Volendo vedere il bicchiere mezzo pieno, cerchiamo di aggiungere qualche considerazione di stampo maggiormente ottimistico: anzitutto, quanto paventato alla fine di giugno da alcuni ricercatori del National geographic a bordo del rompighiaccio Amundsen, e cioè la possibilità che il polo nord geografico restasse senza ghiaccio galleggiante già da quest’estate, sembra un rischio scongiurato. La notizia peraltro, riportata in modo inesatto da alcuni organi di stampa, creò aspre polemiche perchè a molti parve significare che quest’estate potevano scomparire i ghiacci marini boreali nella loro totalità, e non “solo” quelli nella zona del polo geografico. Evento che invece non dovrebbe avvenire, se si mantenessero i trend attuali, prima di un lasso di tempo che è stato stimato andare dal 2013 al 2030. Ad ogni qual modo, per quest’anno è andata.

Altro dato da sottolineare è il buono stato di salute dei ghiacci marini antartici, che dopo un 2008 in cui hanno raggiunto la loro estensione massima dal 1979 (più di 16 milioni di kmq, quasi 2 milioni di kmq di anomalia positiva), si sono attualmente assestati intorno alla media. Va però ribadito che questa non appare essere una buona notizia (cioè in controtendenza con il riscaldamento), in quanto secondo il quarto Rapporto Ipcc l’estensione dei ghiacci antartici in conseguenza del surriscaldamento globale dovrebbe, in una prima fase, aumentare invece di diminuire: ciò per cause ancora da chiarire completamente, ma che sono comunque legate alla continentalità del clima antartico, che sembra reagire ad aumenti di temperatura media con un aumento della nuvolosità e delle precipitazioni nevose. Altra possibile spiegazione del paradosso è che la crescita delle temperature globali influisca sul continente antartico in modo minore rispetto ad altre regioni del globo, più influenzate dagli scambi di calore ed energia che sono associati alla dinamica delle correnti marine.
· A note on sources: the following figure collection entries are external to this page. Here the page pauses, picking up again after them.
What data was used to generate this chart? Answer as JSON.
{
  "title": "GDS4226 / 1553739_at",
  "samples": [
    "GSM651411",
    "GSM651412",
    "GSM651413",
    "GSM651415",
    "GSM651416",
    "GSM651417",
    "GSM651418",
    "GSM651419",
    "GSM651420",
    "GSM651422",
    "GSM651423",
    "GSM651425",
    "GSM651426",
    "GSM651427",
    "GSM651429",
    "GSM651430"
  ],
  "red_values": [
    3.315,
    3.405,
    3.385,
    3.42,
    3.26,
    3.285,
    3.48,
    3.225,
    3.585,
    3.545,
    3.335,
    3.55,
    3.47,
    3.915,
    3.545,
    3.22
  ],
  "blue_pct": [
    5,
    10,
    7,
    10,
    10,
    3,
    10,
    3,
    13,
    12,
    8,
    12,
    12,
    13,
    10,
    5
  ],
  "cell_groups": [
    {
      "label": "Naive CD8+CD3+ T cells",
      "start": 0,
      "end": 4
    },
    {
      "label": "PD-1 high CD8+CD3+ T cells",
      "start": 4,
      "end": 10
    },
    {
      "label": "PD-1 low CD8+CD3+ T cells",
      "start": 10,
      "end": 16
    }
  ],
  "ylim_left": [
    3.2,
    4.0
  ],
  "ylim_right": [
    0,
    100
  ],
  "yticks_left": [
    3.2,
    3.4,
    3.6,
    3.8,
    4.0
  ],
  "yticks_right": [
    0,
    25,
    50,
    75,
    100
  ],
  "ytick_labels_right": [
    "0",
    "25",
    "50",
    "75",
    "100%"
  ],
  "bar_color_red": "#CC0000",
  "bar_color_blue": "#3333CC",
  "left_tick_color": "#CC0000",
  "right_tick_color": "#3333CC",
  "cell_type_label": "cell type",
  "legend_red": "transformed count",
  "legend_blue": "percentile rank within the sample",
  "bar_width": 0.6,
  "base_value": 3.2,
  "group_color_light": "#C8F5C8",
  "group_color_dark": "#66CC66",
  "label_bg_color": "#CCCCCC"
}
Quindi, ancora una volta, si evidenzia la natura contraddittoria della stessa espressione “Global warming”: non un surriscaldamento nel senso comune del termine, ma un aumento dell’energia associata ai fenomeni climatici, cioè a quel modo con cui il sistema climatico globale distribuisce l’energia disponibile. Quindi un “warming” da intendersi in senso termodinamico prima che nell’accezione comune del termine, che causa cioè, prima di un riscaldamento generalizzato, quel famoso “aumento dei fenomeni climatici estremi” di cui tanto si parla: al polo nord gli ultimi due anni hanno visto il record negativo dell’estensione dei ghiacci? E al polo sud avviene esattamente il contrario. Purtroppo, per quanto spiegato, entrambe le notizie sono invece da considerarsi allo stesso modo “coerenti con il riscaldamento in atto”.
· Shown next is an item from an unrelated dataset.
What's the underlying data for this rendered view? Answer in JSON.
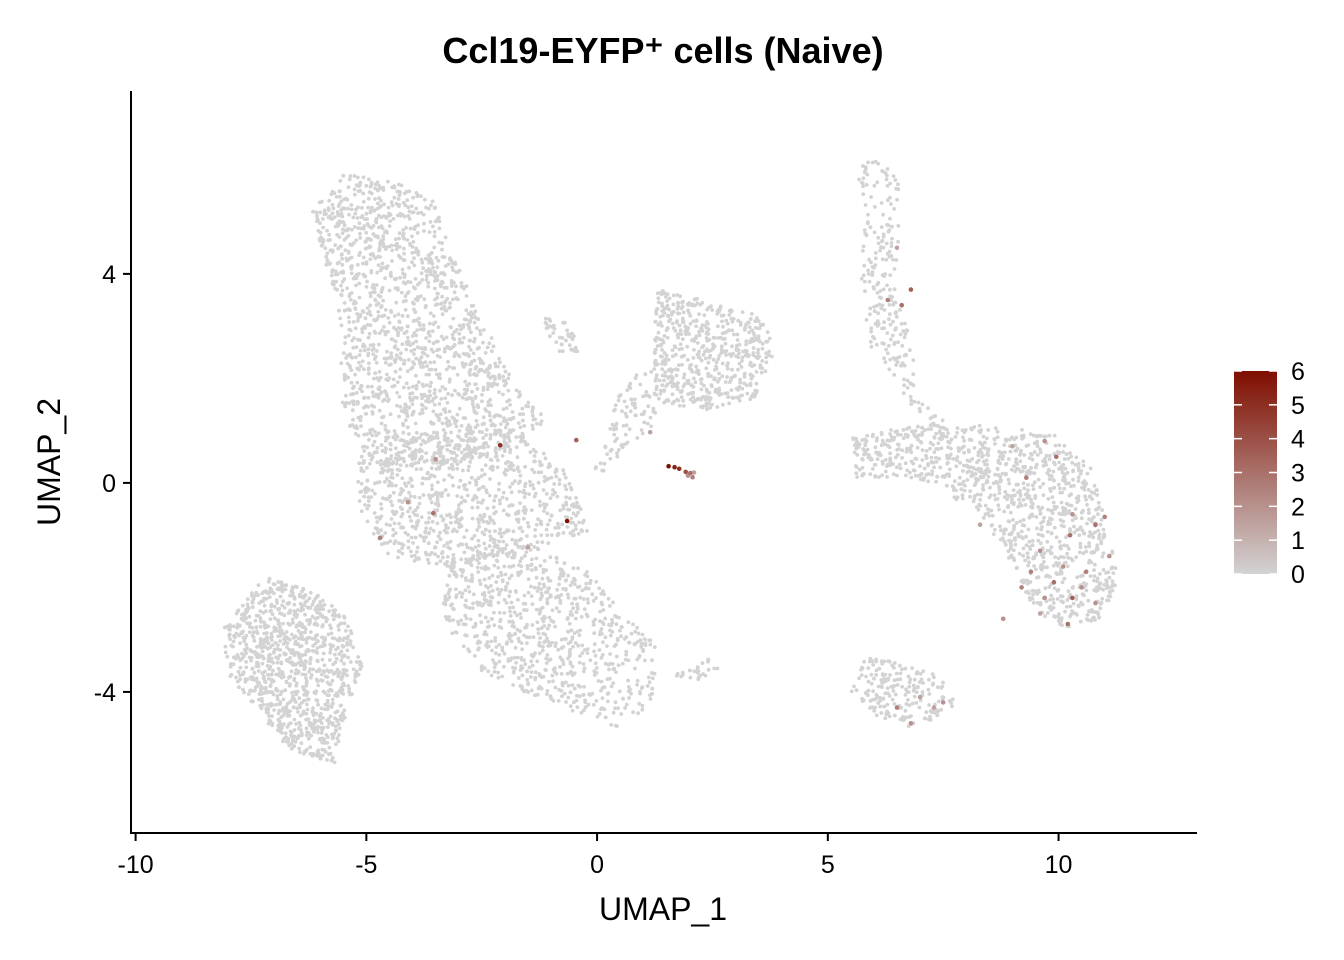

E, soprattutto, il costante verificarsi di eventi che erano previsti dai modelli climatici degli anni ’90 in cui era inserito il forcing antropico (cioè da quei modelli che, nel prevedere l’evoluzione climatica, consideravano significativo il ruolo delle emissioni umane dirette e indirette) aumenta l’attendibilità di quei modelli. E, viste le previsioni per il futuro basate su quei modelli, il fatto che ogni giorno essi si rivelino più attendibili non è, per niente, una buona notizia.